QUEBRANTE nasce de uma instalação e se passa nas cavernas da região da Transamazônica
Premiada no Festival do Rio com o curta Curupira e a Máquina do Destino, a cineasta e artista plástica Janaina Wagner lançará seu novo filme no início de 2024, QUEBRANTE. O curta terá sua primeira sessão nacional na Mostra Panorama, da 27a Mostra de Cinema de Tiradentes, que acontece entre 19 e 27 de janeiro; e sua première internacional será na seção Forum Expanded, do Festival de Berlim, que ocorre entre 15 e 25 de fevereiro.
“Os festivais são janelas de difusão e visibilidade gigantes. Em Berlim, essa seção combina cinema experimental com arte contemporânea, que é meu campo de trabalho. É uma maneira de colocar ele em diálogo com outros filmes que sejam dessa mesma vertente. É um privilégio poder dividir uma obra quando está pronta. Para mim, o mais importante dos festivais é que sejam de curadoria que eu admiro muito”, explica a cineasta.
QUEBRANTE foi filmado em fevereiro de 2023 e começou como a instalação Cinema Caverna (Quebrante) para a 22a Bienal SESC Videobrasil, que está em cartaz no SESC 24 de Maio (SP) até 25 de fevereiro. “A ideia para a instalação e o curta vieram da possibilidade de tentar mostrar ao espectador essa experiência de estar dentro da caverna que eu construo no Quebrante que é baseado num projeto de um artista visual já morto chamado Robert Smithson, que era fazer um cinema dentro de um caverna ou campo de mineração”

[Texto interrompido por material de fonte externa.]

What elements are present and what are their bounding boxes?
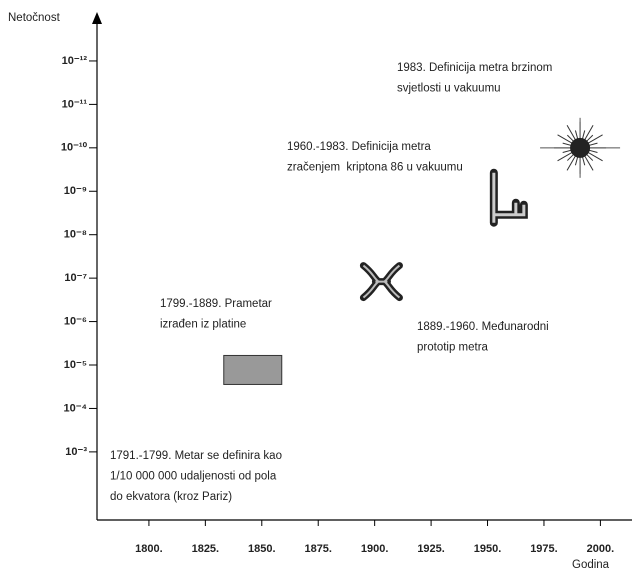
y-tick-label: 10⁻³ [65,446,87,458]
x-tick-label: 1800. [135,543,163,555]
data-point [359,262,403,302]
x-tick-label: 1925. [417,543,445,555]
annotation: 1799.-1889. Prametar [160,298,272,310]
x-tick-label: 1950. [474,543,502,555]
annotation: 1960.-1983. Definicija metra [287,141,431,153]
y-tick-label: 10⁻⁶ [64,315,87,327]
y-tick-label: 10⁻⁹ [64,185,87,197]
annotation: do ekvatora (kroz Pariz) [110,491,232,503]
y-tick-label: 10⁻⁷ [64,272,87,284]
x-tick-label: 1850. [248,543,276,555]
x-tick-label: 1975. [530,543,558,555]
annotation: prototip metra [417,342,489,354]
y-tick-label: 10⁻¹² [62,55,88,67]
x-tick-label: 1875. [304,543,332,555]
y-tick-label: 10⁻⁴ [64,402,87,414]
annotation: 1889.-1960. Međunarodni [417,321,549,333]
y-tick-label: 10⁻¹⁰ [61,142,88,154]
x-tick-label: 2000. [587,543,615,555]
x-tick-label: 1900. [361,543,389,555]
y-axis-arrow [92,12,102,24]
annotation: 1791.-1799. Metar se definira kao [110,450,282,462]
platinum-bar [223,354,283,385]
prototype-inner [362,264,401,299]
annotation: svjetlosti u vakuumu [397,83,501,95]
y-tick-label: 10⁻⁵ [64,359,87,371]
y-tick-label: 10⁻⁸ [64,229,87,241]
y-tick-label: 10⁻¹¹ [62,98,88,110]
annotation: izrađen iz platine [160,319,246,331]
x-tick-label: 1825. [192,543,220,555]
annotation: 1/10 000 000 udaljenosti od pola [110,471,277,483]
star-core [570,137,591,158]
y-axis-label: Netočnost [8,12,61,24]
annotation: 1983. Definicija metra brzinom [397,62,552,74]
x-axis-label: Godina [572,559,610,571]
lamp-inner [492,172,526,223]
data-point [540,117,621,178]
data-point [223,354,283,385]
data-point [489,168,528,227]
annotation: zračenjem kriptona 86 u vakuumu [287,162,463,174]
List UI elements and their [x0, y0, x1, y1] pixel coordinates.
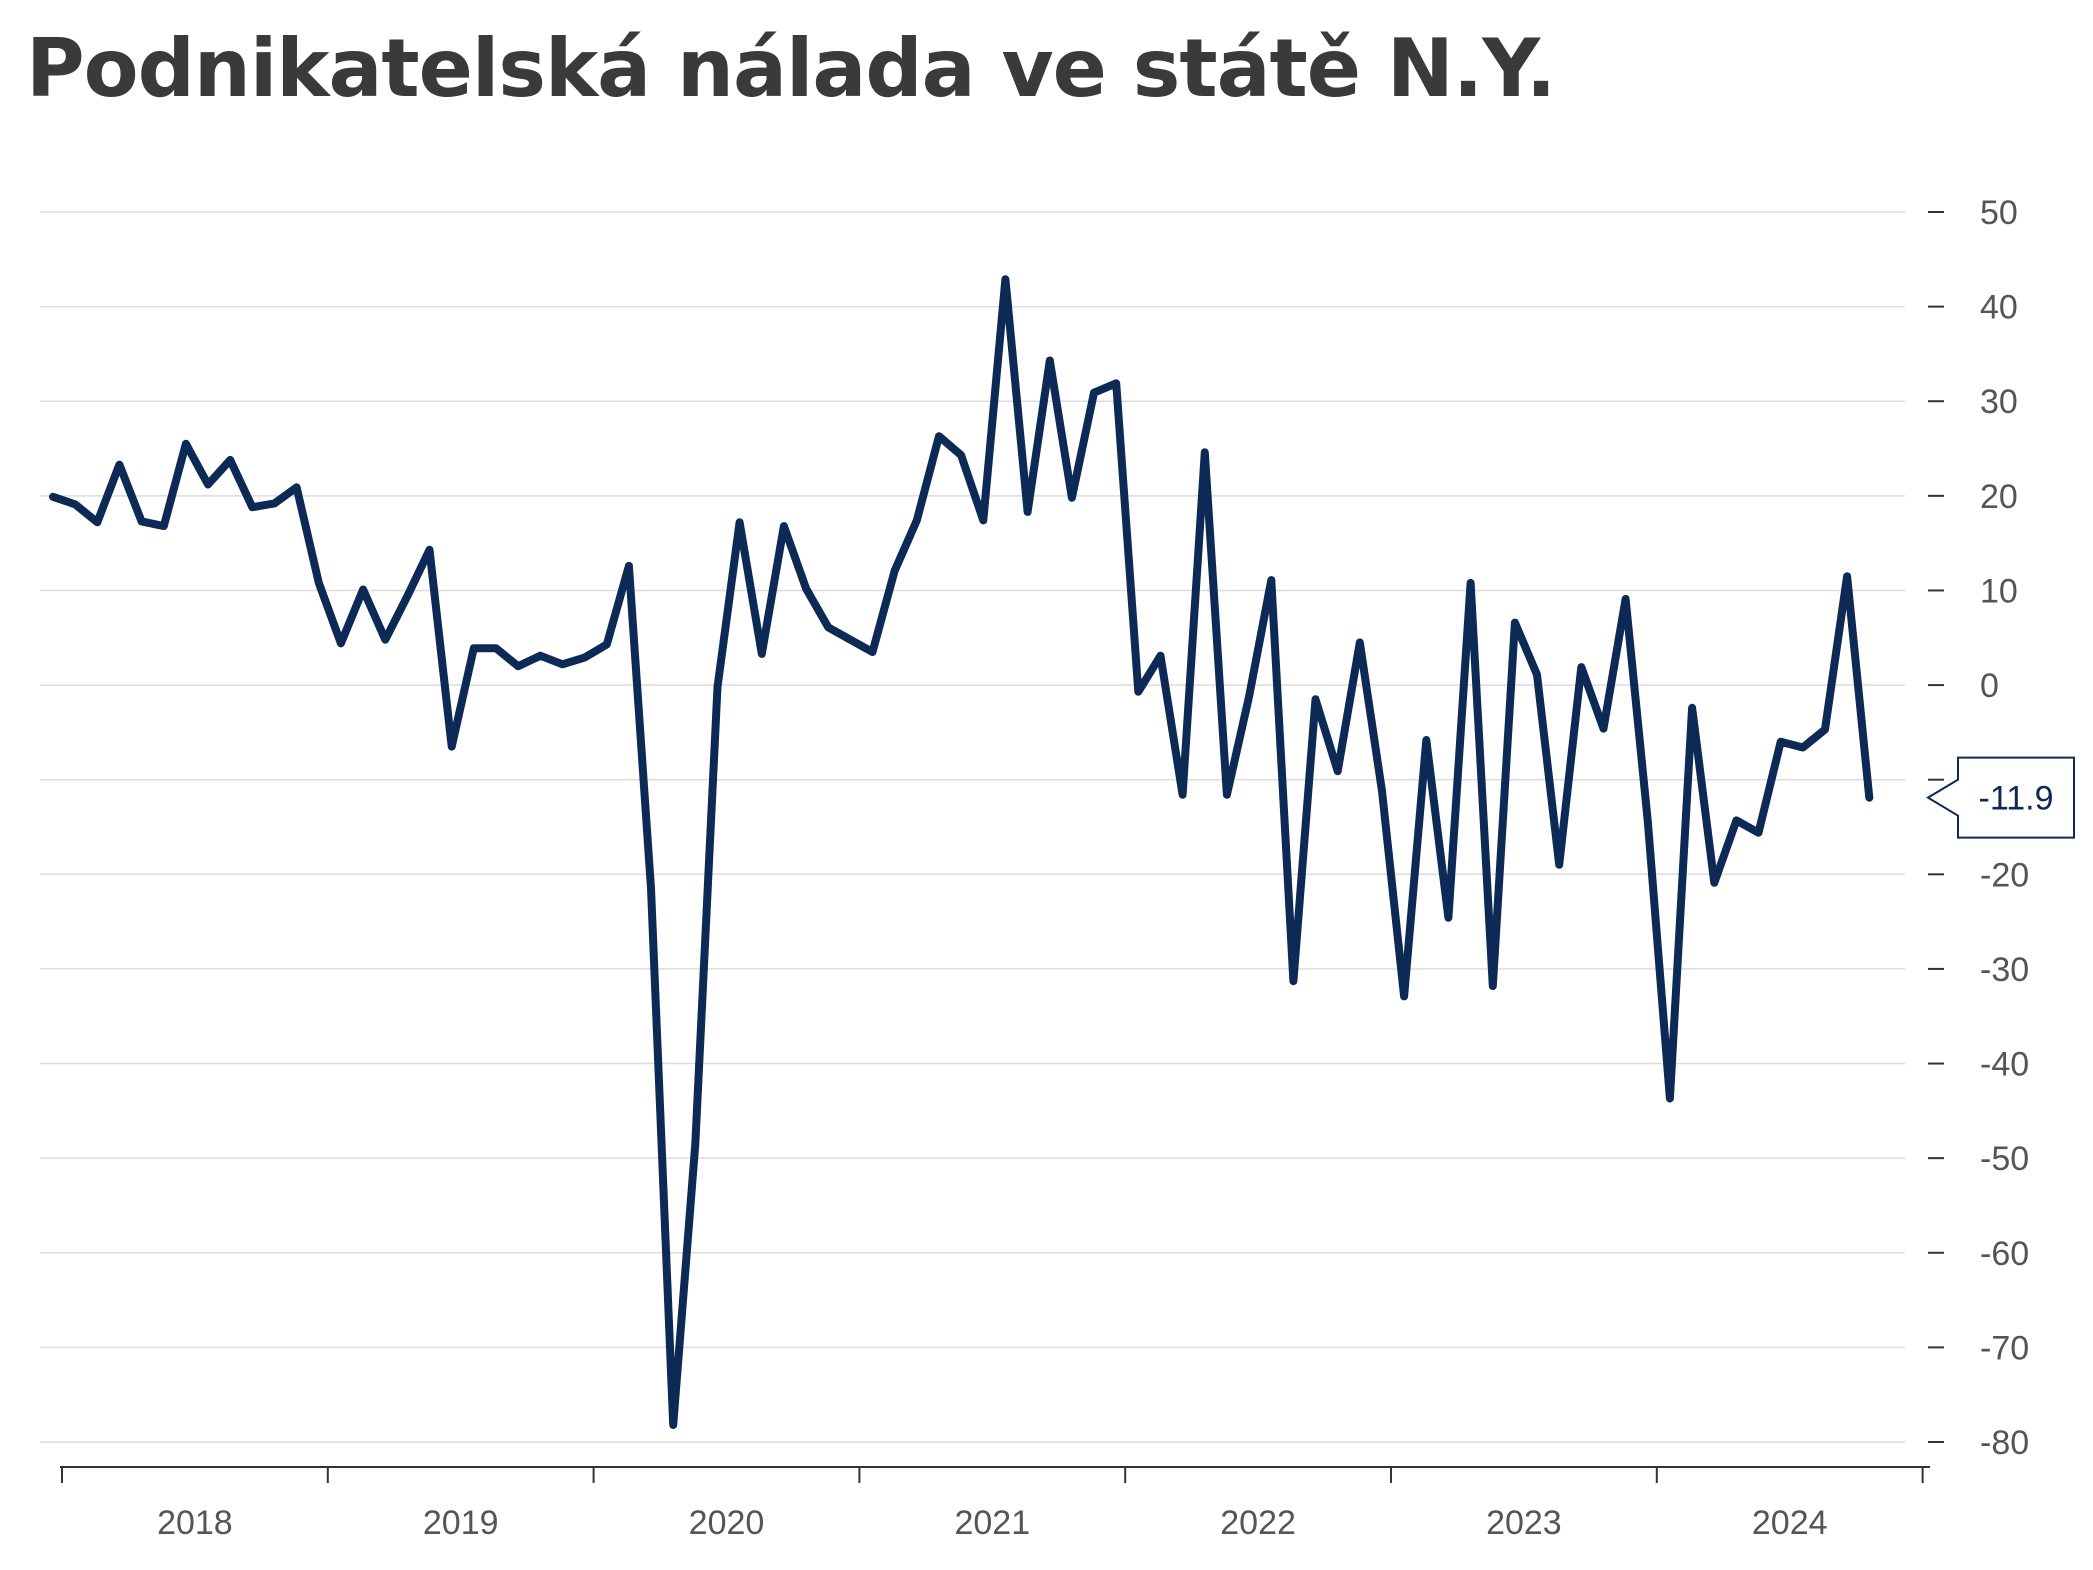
y-tick-label: 50 [1980, 194, 2018, 232]
x-tick-label: 2022 [1220, 1504, 1296, 1542]
last-value-callout: -11.9 [1926, 756, 2075, 839]
y-tick-label: 40 [1980, 289, 2018, 327]
series-line [49, 275, 1874, 1429]
y-tick-label: 30 [1980, 383, 2018, 421]
x-tick-label: 2018 [157, 1504, 233, 1542]
grid-lines [40, 211, 1905, 1443]
callout-value: -11.9 [1979, 780, 2054, 818]
x-tick-label: 2024 [1752, 1504, 1828, 1542]
y-tick-label: -30 [1980, 951, 2029, 989]
x-tick-label: 2019 [423, 1504, 499, 1542]
series-layer [49, 275, 1874, 1429]
y-tick-label: -60 [1980, 1235, 2029, 1273]
x-tick-label: 2021 [954, 1504, 1030, 1542]
y-tick-label: 20 [1980, 478, 2018, 516]
chart-title: Podnikatelská nálada ve státě N.Y. [26, 22, 1556, 115]
x-axis: 2018 2019 2020 2021 2022 2023 2024 [60, 1466, 1930, 1542]
x-tick-label: 2023 [1486, 1504, 1562, 1542]
callout-box [1926, 756, 2075, 839]
y-tick-label: -80 [1980, 1424, 2029, 1462]
y-tick-label: -70 [1980, 1329, 2029, 1367]
y-tick-label: 0 [1980, 667, 1999, 705]
y-tick-label: -50 [1980, 1140, 2029, 1178]
y-tick-label: -20 [1980, 856, 2029, 894]
x-tick-label: 2020 [689, 1504, 765, 1542]
y-tick-label: 10 [1980, 572, 2018, 610]
y-tick-label: -40 [1980, 1046, 2029, 1084]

O curta percorre as ruínas da Rodovia Transamazônica BR-230 e sua fantasmagoria. Situado na pequena cidade de Rurópolis (PA) - a primeira a ser erguida na Rodovia para servir de base aos trabalhadores que a construíram – QUEBRANTE acompanha Dona Erismar, conhecida na região como A Mulher das Cavernas. Professora aposentada, ela foi responsável pela descoberta das cavernas na região.
Janaina começou a trabalhar com a região Transamazônica entre 2019-2020 para seu primeiro curta metragem para cinema, Curupira e a Máquina do Destino, que é uma resposta e uma conversa com o filme Iracema - Uma Transa Amazônica, de 1975, dirigido por Jorge Bodanzky e Orlando Senna.
“A Transamazônica me interessa por ser uma Estrada que corta e atravessa a história do Brasil, por ser um projeto de nacionalismo construída durante a ditadura e um projeto que infringiu muita violência e ainda existe como projeto – nunca foi concluída. Comecei com a história da curupira, essa Iracema Fantasma do filme, e agora as cavernas. Gosto de investigar tudo o que se cruza nesse caminho dito progresso que gerou tanta destruição, e é um fantasma vivo da história do Brasil”.
A cineasta explica que seu trabalho é movido pela busca entre a forma poética e a política. “Toda forma tem que ser um veículo para esse conteúdo, o poético é o veículo pra trazer o conteúdo político de denúncia social. Acho que um trabalho pode ser político enquanto linguagem, sempre busco uma maneira de tratar assuntos sociais de uma forma poética que não seja panfletária. Política e poética podem estar entrelaçadas, e essa é a maneira que sempre tento trabalhar.”
Para filmar em Rurópolis, Janaina enfrentou desafios enormes – desde exercer diversas funções no filme, por causa do baixo orçamento, até o transporte de um projetor de 16mm de São Paulo até o local. “Foram dois voos e um trecho de carro, com o projetor 16mm, que pesa 17kg, e não pode ser despachado, porque é muito delicado e não dava pra levar na mala de mão. Coloquei numa sacola de ginástica, e levei na mão. Eu tinha de fingir que não pesava nada para não ser parada. Já para levar energia até a caverna, compramos um gerador que pesa 40kg.”
Janaina define o curta como uma homenagem às professoras, que são as verdadeiras heroínas do Brasil, e também aponta que é um filme sobre a escuta, sobre escutar o outro e as coisas.
“QUEBRANTE mostra que há um mundo subterrâneo, com as pedras que guarda suas histórias, que são invisíveis, mas sensíveis e importante de serem escutadas. Com esse filme quis escutar as pedras e o que elas têm a dizer. Dentro dessa história cíclica de desilusão e anúncio desse futuro, que é um pouco naufragado, existem esses pequenos monumentos que são as testemunhas dessa história que, nesse caso, são as pedras. O filme diz que precisamos escutar outras vozes.”